El PIB de China creció un 5% interanual en el primer trimestre, impulsado por la manufactura y las exportaciones. Sin embargo, las ventas minoristas no alcanzaron las proyecciones, evidenciando una demanda doméstica aún frágil.
El crecimiento económico de China repuntó más de lo esperado en el primer trimestre, lo que sugiere efectos indirectos limitados hasta ahora del conflicto en Irán, pero muestra pocas señales de recuperación en el gasto de los consumidores.
Impulsado por una sólida manufactura y exportaciones, el producto interno bruto se expandió 5% frente a un año antes, el ritmo más rápido en tres trimestres, según un comunicado de la Oficina Nacional de Estadísticas. El PIB también registró su mayor crecimiento secuencial desde los últimos tres meses de 2024, con un avance de 1,3% respecto del trimestre previo en términos ajustados por estacionalidad.

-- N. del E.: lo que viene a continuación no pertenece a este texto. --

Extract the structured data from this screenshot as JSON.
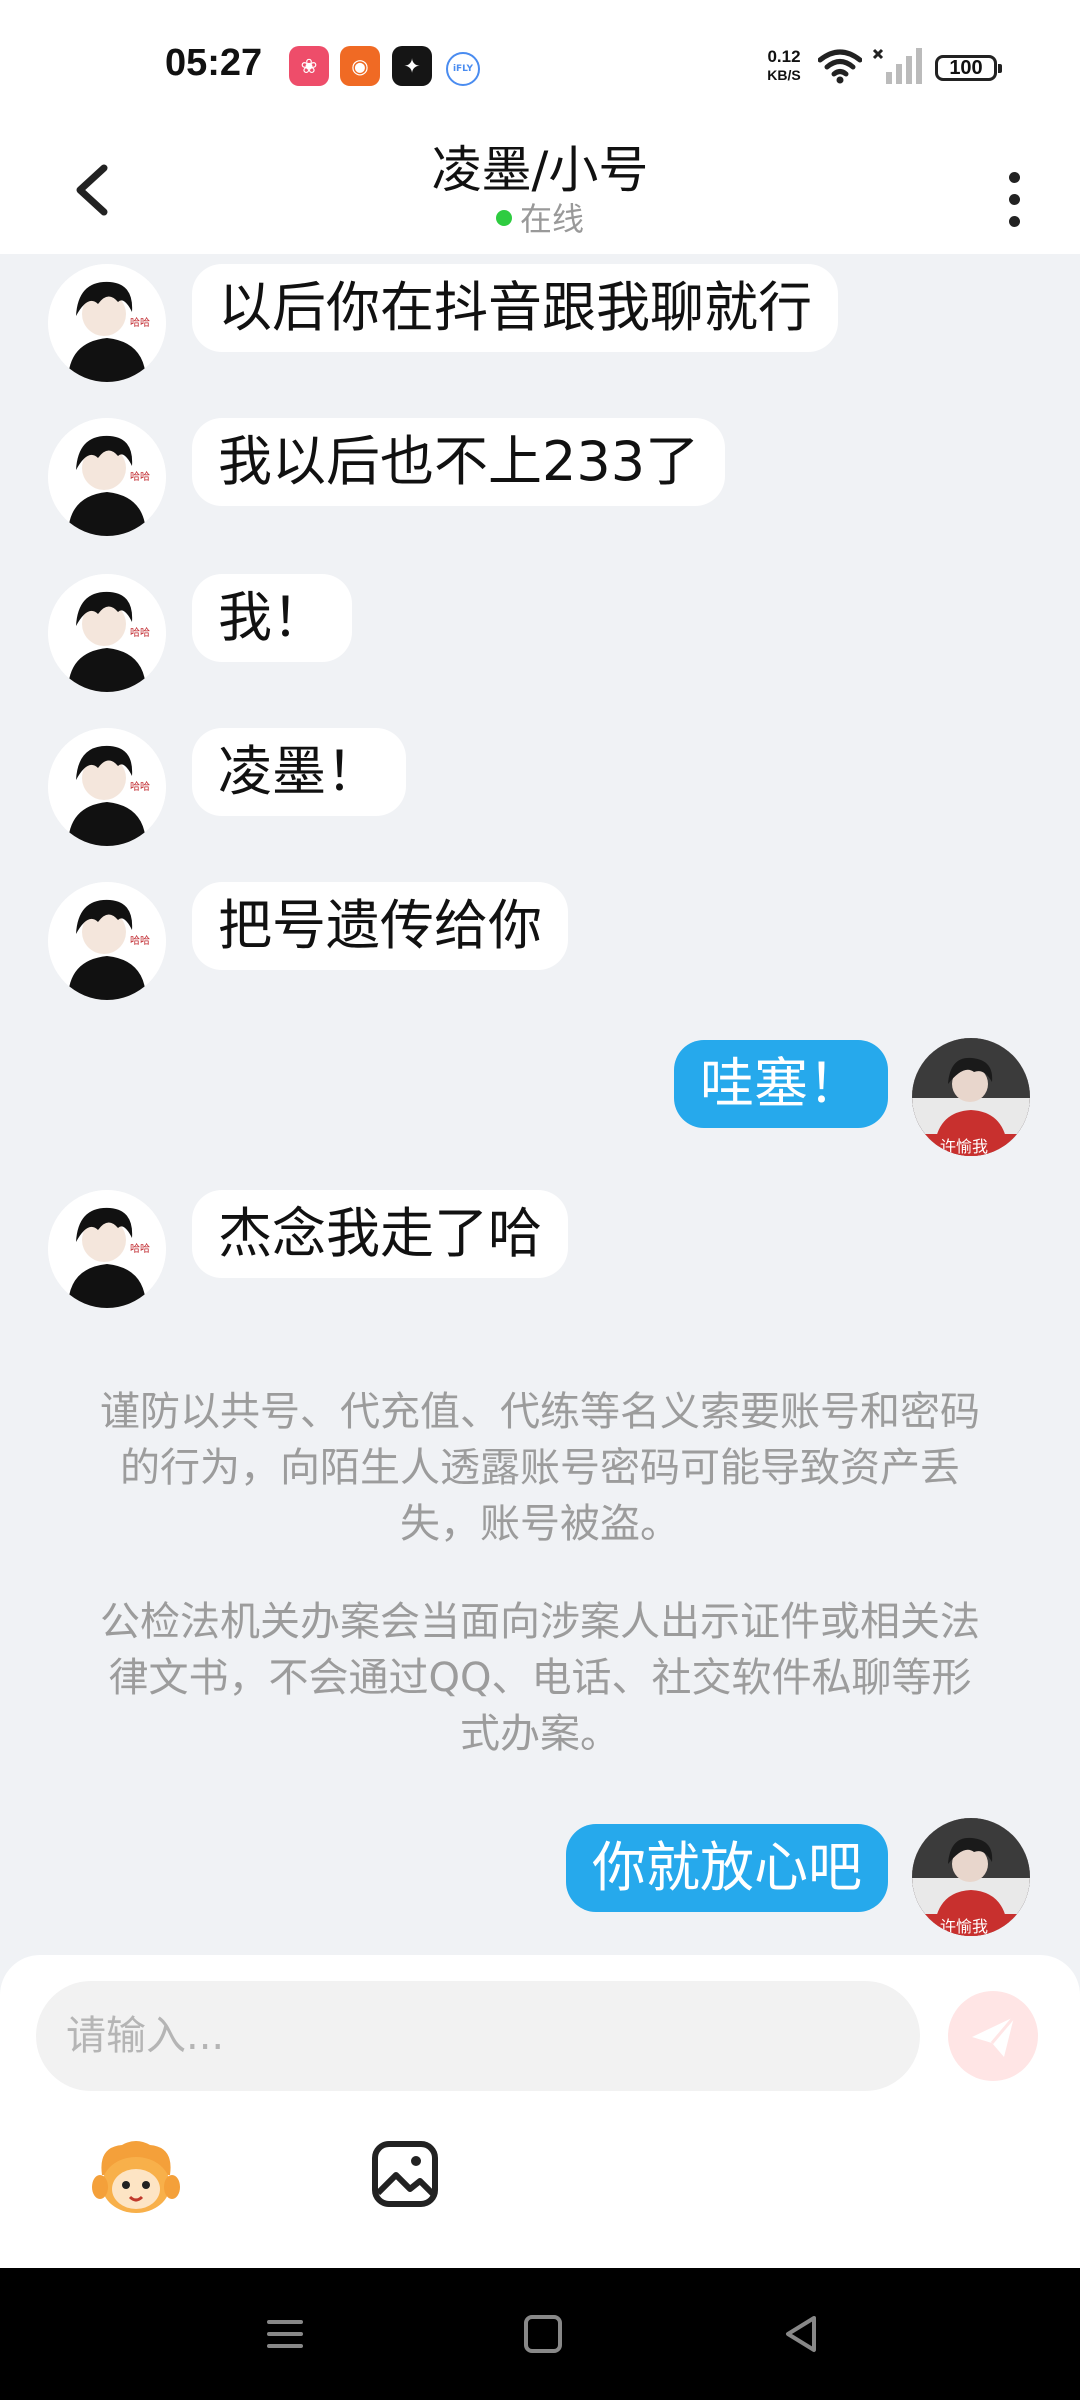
{
  "status_bar": {
    "time": "05:27",
    "app_icons": [
      {
        "name": "pink-app-icon",
        "color": "#ee4d6a",
        "glyph": "❀"
      },
      {
        "name": "orange-app-icon",
        "color": "#f06a24",
        "glyph": "◉"
      },
      {
        "name": "black-app-icon",
        "color": "#151515",
        "glyph": "✦"
      },
      {
        "name": "ifly-app-icon",
        "color": "#4a8cf0",
        "glyph": "iFLY"
      }
    ],
    "net_speed_value": "0.12",
    "net_speed_unit": "KB/S",
    "battery": "100"
  },
  "header": {
    "title": "凌墨/小号",
    "status": "在线",
    "status_color": "#2ecc40"
  },
  "messages": [
    {
      "side": "left",
      "text": "以后你在抖音跟我聊就行"
    },
    {
      "side": "left",
      "text": "我以后也不上233了"
    },
    {
      "side": "left",
      "text": "我！"
    },
    {
      "side": "left",
      "text": "凌墨！"
    },
    {
      "side": "left",
      "text": "把号遗传给你"
    },
    {
      "side": "right",
      "text": "哇塞！"
    },
    {
      "side": "left",
      "text": "杰念我走了哈"
    }
  ],
  "notices": [
    "谨防以共号、代充值、代练等名义索要账号和密码的行为，向陌生人透露账号密码可能导致资产丢失，账号被盗。",
    "公检法机关办案会当面向涉案人出示证件或相关法律文书，不会通过QQ、电话、社交软件私聊等形式办案。"
  ],
  "last_message": {
    "side": "right",
    "text": "你就放心吧"
  },
  "input": {
    "placeholder": "请输入...",
    "value": ""
  },
  "colors": {
    "accent": "#26a9ec",
    "background": "#f0f2f5",
    "send_button": "#ffe5e5"
  }
}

Evidenciando la divergencia entre los principales sectores de la economía, la producción industrial creció 5,7% en marzo frente a un año antes, superando las previsiones. En contraste, las ventas minoristas quedaron por debajo de lo esperado con un aumento de 1,7%.
“El sector manufacturero sigue siendo resiliente y continúa siendo un pilar clave del crecimiento en el corto plazo”, dijo Hao Zhou, economista jefe de Guotai Junan International en Hong Kong. “De cara al futuro, la agenda macroeconómica de China probablemente se centrará en dos prioridades interrelacionadas: la reflación y el impulso de la demanda interna”.
El conflicto, ahora en su séptima semana, aún no amenaza el impulso que se consolidó a comienzos de 2026, en parte gracias a las medidas adoptadas por China en años anteriores para fortalecer su seguridad energética. Años de presiones deflacionarias también han amortiguado el impacto inmediato en los precios al consumidor derivado del aumento del costo del petróleo.
A pesar de la escasa evidencia de mejora en la demanda interna, la última evaluación oficial de la economía probablemente reduzca la urgencia de nuevos estímulos, especialmente después de que Pekín adoptara un enfoque más flexible hacia el crecimiento al reducir su meta de PIB a un rango de 4,5% a 5%, el más bajo desde 1991.
La sorpresa al alza llevó a Deutsche Bank AG y Barclays Plc a mejorar sus previsiones de crecimiento real del PIB de China para este año a 4,9% y 4,6%, respectivamente. El ritmo de expansión del PIB destaca especialmente porque el crecimiento fue particularmente fuerte hace un año, generando una base de comparación elevada.
“En general, los principales indicadores macroeconómicos repuntaron en el primer trimestre y nuevos motores están creciendo rápidamente”, dijo Mao Shengyong, subcomisionado de la Oficina Nacional de Estadísticas. “Pero también debemos reconocer que el entorno externo es más complejo y volátil, y que el desequilibrio entre una fuerte oferta interna y una débil demanda sigue siendo marcado”.
El rápido crecimiento en los sectores tecnológicos continuó impulsando la producción industrial y las exportaciones. La producción de alta tecnología aumentó 12,5% en el primer trimestre, muy por encima del 6,4% del conjunto de la manufactura. Los robots industriales y los circuitos integrados crecieron 33% y 24%, respectivamente.
En total, la manufactura contribuyó con casi un tercio del crecimiento económico en el trimestre, según Mao. Analistas señalan que, si bien el informe marca un sólido inicio de año, se sostiene sobre bases frágiles debido a la desaceleración en ventas minoristas e inversión.